Question

How do you evaluate the integral $\int{{{e}^{\sqrt{x}}}dx}$?

Answer 1

We will use the method of substitution to solve this integral. We will also use the integration by parts formula. We will be using the differentiation of $\sqrt{x}$, which is a standard derivative given by $\dfrac{d}{dx}\left( \sqrt{x} \right)=\dfrac{1}{2\sqrt{x}}$. We will also use the integration of the exponential function.
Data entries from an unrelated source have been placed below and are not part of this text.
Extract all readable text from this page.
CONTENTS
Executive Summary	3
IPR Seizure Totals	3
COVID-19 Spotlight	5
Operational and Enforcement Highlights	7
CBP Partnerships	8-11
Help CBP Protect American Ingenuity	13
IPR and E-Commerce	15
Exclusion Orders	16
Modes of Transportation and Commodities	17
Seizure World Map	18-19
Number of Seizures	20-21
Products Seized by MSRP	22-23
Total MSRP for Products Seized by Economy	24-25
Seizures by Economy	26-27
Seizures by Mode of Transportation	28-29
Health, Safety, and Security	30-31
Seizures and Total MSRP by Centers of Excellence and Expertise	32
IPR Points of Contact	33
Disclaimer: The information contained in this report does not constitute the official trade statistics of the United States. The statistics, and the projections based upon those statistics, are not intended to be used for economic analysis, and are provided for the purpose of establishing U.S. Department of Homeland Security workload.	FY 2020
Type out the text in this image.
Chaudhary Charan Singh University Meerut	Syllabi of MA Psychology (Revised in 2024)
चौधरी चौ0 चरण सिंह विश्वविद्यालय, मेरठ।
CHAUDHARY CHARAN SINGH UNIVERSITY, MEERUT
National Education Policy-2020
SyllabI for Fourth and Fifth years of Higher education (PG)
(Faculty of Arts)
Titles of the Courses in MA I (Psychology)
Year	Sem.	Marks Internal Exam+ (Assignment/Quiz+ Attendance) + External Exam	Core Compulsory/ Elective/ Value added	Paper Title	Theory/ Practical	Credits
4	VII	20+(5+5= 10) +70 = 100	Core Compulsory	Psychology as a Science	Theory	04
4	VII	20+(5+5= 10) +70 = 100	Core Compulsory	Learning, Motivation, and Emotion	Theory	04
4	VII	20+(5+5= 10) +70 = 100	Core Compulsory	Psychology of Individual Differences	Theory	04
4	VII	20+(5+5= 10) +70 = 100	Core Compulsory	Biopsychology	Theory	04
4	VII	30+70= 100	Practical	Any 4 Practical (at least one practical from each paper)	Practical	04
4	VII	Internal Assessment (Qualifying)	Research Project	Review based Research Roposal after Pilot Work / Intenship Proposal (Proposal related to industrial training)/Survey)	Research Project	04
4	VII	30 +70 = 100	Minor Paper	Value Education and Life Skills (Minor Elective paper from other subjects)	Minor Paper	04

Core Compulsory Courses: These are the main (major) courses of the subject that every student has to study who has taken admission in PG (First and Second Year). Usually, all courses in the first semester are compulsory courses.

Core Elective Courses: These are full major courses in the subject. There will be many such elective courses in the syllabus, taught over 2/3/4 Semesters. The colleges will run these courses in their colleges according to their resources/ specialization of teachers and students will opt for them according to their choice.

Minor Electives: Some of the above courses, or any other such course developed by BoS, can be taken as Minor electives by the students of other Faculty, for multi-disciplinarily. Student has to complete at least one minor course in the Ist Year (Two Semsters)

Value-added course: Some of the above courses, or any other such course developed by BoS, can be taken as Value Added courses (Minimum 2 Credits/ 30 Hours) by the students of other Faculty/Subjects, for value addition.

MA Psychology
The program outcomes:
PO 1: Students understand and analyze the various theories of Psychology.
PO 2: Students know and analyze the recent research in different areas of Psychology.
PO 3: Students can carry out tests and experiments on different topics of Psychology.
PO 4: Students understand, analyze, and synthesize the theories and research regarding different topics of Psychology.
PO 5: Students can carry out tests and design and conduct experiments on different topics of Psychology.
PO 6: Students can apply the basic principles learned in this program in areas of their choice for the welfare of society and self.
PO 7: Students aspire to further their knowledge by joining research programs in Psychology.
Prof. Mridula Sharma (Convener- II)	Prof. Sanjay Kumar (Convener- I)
It is a standard integral given as $\int{{{e}^{x}}dx}={{e}^{x}}$.

Complete step-by-step solution:
We have to find the value of the following integral,
$I=\int{{{e}^{\sqrt{x}}}dx}$
Let us substitute $u=\sqrt{x}$. The differentiation of $\sqrt{x}$, which is a standard derivative given by $\dfrac{d}{dx}\left( \sqrt{x} \right)=\dfrac{1}{2\sqrt{x}}$. So, we also have
$\begin{aligned} & du=\dfrac{1}{2\sqrt{x}}dx \\\ & \therefore dx=2\sqrt{x}du \\\ \end{aligned}$
And since $u=\sqrt{x}$, we can write $dx=2udu$. Therefore, the integral becomes the following,
$I=2\int{{{e}^{u}}udu}$
Integration by parts for two functions, $f$ and $g$, is given by the following formula,
$\int{f\cdot gdx}=f\int{gdx}-\int{\left( \dfrac{df}{dx}\int{gdx} \right)dx}$
Let $f=u$ and $g={{e}^{u}}$. Using the above formula, we get the following,
$\begin{aligned} & I=2\int{u{{e}^{u}}du} \\\ & \therefore I=2\left( u\int{{{e}^{u}}du}-\int{\left( \dfrac{d}{du}\left( u \right)\int{{{e}^{u}}du} \right)du} \right) \\\ \end{aligned}$
The integration of the exponential function is a standard integral given as $\int{{{e}^{x}}dx}={{e}^{x}}$. We know that the differentiation is $\dfrac{d}{du}\left( u \right)=1$. Substituting these values in the above equation, we get the following,
$I=2\left( u{{e}^{u}}-\int{{{e}^{u}}du} \right)$
Using the integral of the exponential function again, we get
$\begin{aligned} & I=2\left( u{{e}^{u}}-{{e}^{u}} \right) \\\ & \therefore I=2{{e}^{u}}\left( u-1 \right) \\\ \end{aligned}$
Now, we will re-substitute the value of the variable $u=\sqrt{x}$. So, we obtain the following
$I=2{{e}^{\sqrt{x}}}\left( \sqrt{x}-1 \right)$
Thus, we have obtained the value of the given integral.

Note: It is important to change the infinitesimal in the integral according to the variable while using the method of substitution. If the given integral is a definite integral, then we have to also change the limits with respect to the variable being substituted. We should be familiar with the integration and differentiation of standard functions since they are useful in such types of questions.